Kompliziert sei die Umstellung nicht, sagt SBB-Zugbegleiter Andreas Menet: «Es ändert sich genau eine Position. Neu gibt man erst den Abfahrtsbefehlsprozess erst dann, wenn alle eingestiegen und die Türen sicher verriegelt sind.»
Bisher verschickte der SBB-Angestellte ein SMS nicht vom Zuginnern, sondern vom Perron aus und stieg erst dann ein. Das neue Prozedere gilt ab sofort für die alten Wagen aus den 80er Jahren. Modernere Züge, beispielsweise der klassische Doppelstöcker, haben zusätzliche Sicherungen wie etwa Lichtschranken an den Türen. Deshalb gilt hier weiterhin das bisherige Vorgehen.
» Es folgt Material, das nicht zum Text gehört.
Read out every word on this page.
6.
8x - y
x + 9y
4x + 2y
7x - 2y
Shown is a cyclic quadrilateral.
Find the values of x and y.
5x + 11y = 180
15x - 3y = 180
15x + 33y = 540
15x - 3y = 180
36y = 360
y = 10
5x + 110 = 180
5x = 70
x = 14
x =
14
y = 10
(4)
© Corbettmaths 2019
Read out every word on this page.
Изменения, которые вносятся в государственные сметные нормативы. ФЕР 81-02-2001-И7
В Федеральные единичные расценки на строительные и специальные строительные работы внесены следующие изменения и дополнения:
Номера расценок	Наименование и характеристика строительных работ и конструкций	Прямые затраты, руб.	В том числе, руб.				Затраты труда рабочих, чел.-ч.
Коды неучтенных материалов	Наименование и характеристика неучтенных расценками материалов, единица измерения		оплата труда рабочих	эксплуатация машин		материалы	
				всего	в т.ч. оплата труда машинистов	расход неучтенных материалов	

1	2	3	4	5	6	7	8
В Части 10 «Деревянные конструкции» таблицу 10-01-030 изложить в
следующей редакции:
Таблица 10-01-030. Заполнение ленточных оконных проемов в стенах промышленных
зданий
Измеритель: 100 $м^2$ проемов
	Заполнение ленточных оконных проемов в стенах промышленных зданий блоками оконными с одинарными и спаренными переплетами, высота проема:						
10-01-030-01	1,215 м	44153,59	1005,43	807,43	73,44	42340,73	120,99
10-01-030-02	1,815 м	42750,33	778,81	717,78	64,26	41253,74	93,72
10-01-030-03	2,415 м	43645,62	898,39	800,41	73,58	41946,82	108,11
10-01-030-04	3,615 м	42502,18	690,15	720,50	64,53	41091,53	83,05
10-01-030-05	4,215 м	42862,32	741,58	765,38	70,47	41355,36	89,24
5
Grosse Wirkung auf das Personal
Menet ist seit 38 Jahren Zugbegleiter bei der SBB. Die Umstellung sei keine Sache, weder für ihn noch für die Berufskolleginnen und -kollegen mit weniger Erfahrung. Aber die Wirkung sei gross für das SBB-Personal. «Den Leuten gibt es mehr Sicherheit, weil sie genau wissen, wie es ablaufen muss. Es dient zum Wiederaufbau des Sicherheitsempfindens beim Personal», sagt Menet, der auch Präsident des Zugpersonalverbandes ist.
Denn der tödliche Bahnunfall vom August habe das Personal stark verunsichert. Ein erfahrener Zugschef wurde damals beim Einsteigen von der Tür eingeklemmt und mitgeschleift, weil der Lokführer bereits das Signal zum Abfahren erhalten hatte. Dieser Unfall hätte mit dem seit Montag geltenden Abfertigungsprozess wahrscheinlich verhindert werden können, meint Menet.
Auswirkungen noch offen
Es brauchte einigen Druck der Gewerkschaften, bis die SBB für das neue Prozedere grünes Licht gab. Die SBB warnt denn auch, dass dieses zu Verspätungen führen könne. Menet sagt dazu: «Es kann auf den Fahrplan Auswirkungen haben. Wie gross diese genau sind, kann ich nicht sagen. Das wird sich zeigen, wenn wir dies umsetzen.»
Mittelfristig sollen die Türsysteme aller alten Wagen – es sind etwa 600 – auf das Sicherheitsniveau der moderneren Züge angepasst werden. Dies wird aber laut SBB noch einige Jahre dauern. Und mindestens solange gilt für diese Wagen das neue Abfahrtsregime. Ob es aus Sicherheitsgründen noch andere Anpassungen braucht, kann Menet nicht abschliessend beurteilen. Das neue Abfahrtprozedere sei jetzt das Richtige.
Einpersonenbetrieb überdenken
Nicht richtig finden die über 2000 Zugbegleiterinnen und Zugbegleiter das neue SBB-Kundenbegleiter-Konzept, das seit dem letzten Fahrplanwechsel gilt. So sind tagsüber nicht mehr auf allen Zügen zwei Kundenbegleiter im Einsatz. Für SBB-Zugbegleiter Menet ist klar, gerade auch aus Sicherheitsgründen müsse man den Einmannbetrieb überdenken. «Es ist klar, es verstärkt unsere Forderung, dass man immer zwei Personen auf den Zügen haben muss. Das fordern wir schon lange. Daran halten wir fest.»
Die Gespräche zwischen der Gewerkschaft SEV und der SBB dauern hier an. Bis auf weiteres will die SBB aber am neuen Kundenbegleiter-Konzept festhalten.